Nass  erläuterte  kurz  dem  Stadtdirektor  und  den  Abteilungsleitern  sein  Vorgehen:

„Unsere  Beratung  verläuft  in  drei  Phasen. Zuerst  bekommen  alle  Mitarbeiter  der  Stadt  –  auch  die  der  stadtnahen  Institutionen  wie  Stadtwerke  etc.   –  einen  Fragebogen.   Jeder  Mitarbeiter  soll  beschreiben,  welche  Aufgaben  er  aus  seiner  Sichtweise  gegenüber  Bürgern  erfüllt. Dieser  Fragebogen  wurde  in  Zusammenarbeit  mit  einer dem statistischen Durchschnitt entsprechenden Gruppe von Bürgern  erstellt.   Die  Antworten  sollten  so  formuliert  sein,  dass  jeder  Bürger  versteht,  was  in  dem jeweiligen  Amt  passiert.   In  der zweiten  Phase  stimmen  wir die Aufgaben  mit  unseren  Kategorien  ab. In  der  dritten  Phase  haben  Sie  die  Möglichkeit,  eine  neue  Kategorie  vorzuschlagen,  wenn  Sie  sich  mit  Ihrem  Arbeitsbereich  nicht  zuordnen  können“. „Na,  welche  Informationen  hier  wohl  bereits  angekommen  waren?“  überlegte  Nass.   Am  Anfang  hatte  jedes  Bundesland,  jede  Stadt  versucht,  neue  Kategorien  durchzudrücken.   Nachdem  bei  der  zentralen  Aufarbeitung  der  Anfragen  immer  wieder  festgestellt  wurde,  dass  Abteilungen,  welche  sich  nicht  einordnen  konnten,  entweder  das  Gleiche  wie  eine  andere  Abteilung  oder unsinnige  Arbeiten  erledigten,  und  somit  eingespart  werden  konnten,  hatte  die  Anzahl  der Vorschläge  schlagartig  abgenommen. Zwei  Tage  waren  seine  Mitarbeiter  damit  beschäftigt,  bei  dem Ausfüllen  der  Fragebögen  zu  helfen.   Am  Abend  des  zweiten  Tages  saß  Nass  mit  seinem  Team  über  der  Auswertung  der  Fragebögen.

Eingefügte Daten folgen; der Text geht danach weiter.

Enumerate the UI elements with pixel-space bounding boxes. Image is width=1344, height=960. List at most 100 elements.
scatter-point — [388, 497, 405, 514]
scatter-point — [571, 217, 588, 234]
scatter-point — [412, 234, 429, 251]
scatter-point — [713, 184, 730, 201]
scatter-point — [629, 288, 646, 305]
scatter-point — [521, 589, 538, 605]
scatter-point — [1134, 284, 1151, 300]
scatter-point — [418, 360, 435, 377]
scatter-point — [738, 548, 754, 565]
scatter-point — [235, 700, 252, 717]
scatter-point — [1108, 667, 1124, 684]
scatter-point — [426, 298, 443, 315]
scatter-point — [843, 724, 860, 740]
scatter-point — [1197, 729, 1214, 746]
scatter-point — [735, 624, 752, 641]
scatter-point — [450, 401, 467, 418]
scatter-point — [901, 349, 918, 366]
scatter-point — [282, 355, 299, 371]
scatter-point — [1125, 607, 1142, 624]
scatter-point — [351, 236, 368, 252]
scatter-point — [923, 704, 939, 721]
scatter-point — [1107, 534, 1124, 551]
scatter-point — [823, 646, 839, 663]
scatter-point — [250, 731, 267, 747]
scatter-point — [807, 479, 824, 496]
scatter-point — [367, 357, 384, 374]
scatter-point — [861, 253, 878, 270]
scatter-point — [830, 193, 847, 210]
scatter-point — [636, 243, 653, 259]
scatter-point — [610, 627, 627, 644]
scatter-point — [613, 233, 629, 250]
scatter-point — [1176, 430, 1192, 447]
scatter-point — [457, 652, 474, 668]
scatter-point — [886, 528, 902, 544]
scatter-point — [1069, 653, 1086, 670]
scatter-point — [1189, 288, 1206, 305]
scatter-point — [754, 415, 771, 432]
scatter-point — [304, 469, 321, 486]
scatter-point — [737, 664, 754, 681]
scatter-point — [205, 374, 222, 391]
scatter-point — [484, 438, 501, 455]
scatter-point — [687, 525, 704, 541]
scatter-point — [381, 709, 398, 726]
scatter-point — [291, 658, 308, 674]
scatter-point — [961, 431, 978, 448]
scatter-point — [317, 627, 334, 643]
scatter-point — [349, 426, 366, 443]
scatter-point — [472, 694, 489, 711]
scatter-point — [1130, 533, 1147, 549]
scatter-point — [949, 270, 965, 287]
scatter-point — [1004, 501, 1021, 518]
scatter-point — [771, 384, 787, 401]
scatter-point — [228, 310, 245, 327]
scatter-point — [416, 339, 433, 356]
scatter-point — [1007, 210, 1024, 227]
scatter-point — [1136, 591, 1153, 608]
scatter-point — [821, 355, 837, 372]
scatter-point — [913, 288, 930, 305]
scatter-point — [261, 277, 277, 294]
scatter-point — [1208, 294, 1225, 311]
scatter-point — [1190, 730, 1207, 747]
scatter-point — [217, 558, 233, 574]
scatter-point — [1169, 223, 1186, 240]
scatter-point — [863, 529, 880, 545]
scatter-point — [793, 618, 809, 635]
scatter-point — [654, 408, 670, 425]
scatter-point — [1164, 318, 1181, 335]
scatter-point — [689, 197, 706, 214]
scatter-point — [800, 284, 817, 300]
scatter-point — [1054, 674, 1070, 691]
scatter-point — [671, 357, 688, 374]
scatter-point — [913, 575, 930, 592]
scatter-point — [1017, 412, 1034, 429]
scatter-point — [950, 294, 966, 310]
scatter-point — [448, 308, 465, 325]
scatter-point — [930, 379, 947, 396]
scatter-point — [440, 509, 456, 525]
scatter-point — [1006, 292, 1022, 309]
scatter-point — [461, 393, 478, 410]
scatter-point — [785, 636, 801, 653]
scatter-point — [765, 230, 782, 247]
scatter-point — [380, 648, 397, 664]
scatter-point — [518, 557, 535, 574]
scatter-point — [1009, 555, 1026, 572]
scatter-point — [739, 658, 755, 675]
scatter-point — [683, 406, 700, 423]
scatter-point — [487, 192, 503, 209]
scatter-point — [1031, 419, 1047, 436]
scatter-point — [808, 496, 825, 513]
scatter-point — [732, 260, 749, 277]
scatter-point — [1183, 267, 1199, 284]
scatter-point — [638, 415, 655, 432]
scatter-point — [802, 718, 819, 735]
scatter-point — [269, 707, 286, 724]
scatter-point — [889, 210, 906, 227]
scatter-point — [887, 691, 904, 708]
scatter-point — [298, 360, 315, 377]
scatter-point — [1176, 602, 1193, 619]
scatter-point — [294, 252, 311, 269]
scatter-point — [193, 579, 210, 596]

„Niederrheinische  Betonköpp,“  murmelte  ein  Mitarbeiter.   Nass  sah  ihn  scharf  an.   Es  war  bei  Benning  und  Co.   ein  eisernes  Gesetz,  dass  mansich  nie  negativ  über  seine  Kunden  äußerte. „Ich  weiß  gar  nicht,  was  Sie  haben,  ich  habe  mit  Schlimmerem  gerechnet.   Sie  dürfen  Kamp – Lintfort  nicht  mit  der  Organisation  z. B.   von  Köln  vergleichen. “  

Am  nächsten  Tag  verlief  die  zweite  Phase  erstaunlich  problemlos.   Das  System  der Aufgaben  in  Kamp  -Lintfort  war  durchdacht.   Vor  dem  Rathaussaal  traf  Nass  den  Wirtschaftsförderer.

„An  ihren  Strukturen  war  aber  schon  eine  Unternehmensberatung  dran?   Das  war  doch  ordentlich  teuer.   Kann  die  Stadt  sich  so  was  überhaupt  leisten?“

Der  Wirtschaftsförderer  sah  ihn  wütend  und  irritiert  zugleich  an,  sagte  aber  nichts. In  der  anschließenden  Sitzung  wurden  keine  weiteren  Kategorien  vorgeschlagen.   Nass  und  sein  Team  waren  zufrieden.   Sie  wurden  pauschal  bezahlt  und  waren  hier  zwei  Tage  früher  fertig  als  erwartet.

„War  das  nicht  ein  Wink  des  Schicksals,  Shaona  einfach  anzurufen?“  dachte  Nass.

Rückblick  auf  das Jahr  2005

Google  hatte  begonnen,  systematisch  selbst  Dienste  in  den  Bereichen  anzubieten,  welche  am  häufigsten  von  Nutzern  abgefragt  wurden. Das  häufigste  Keyword  war  über  Jahre  Routenplaner.   Hier  kaufte  Google  verschiedene  Firmen  und  brachte  Google  Earth  und  Google  Maps  auf  den  Markt.

Das  zweithäufigste  Keyword  war  Wetter.   Google  bot  darauf  hin  zahlreiche  Wetterdienste  und  Möglichkeiten  an,  das  regionale  Wetter  über  sogenannte  Gadgets  immer  im Browser  anzuzeigen. Ein  weiteres  Keyword  war  Telefonbuch.   Google  baute  systematisch  in  Google  Maps  alle  Firmenadressen  ein.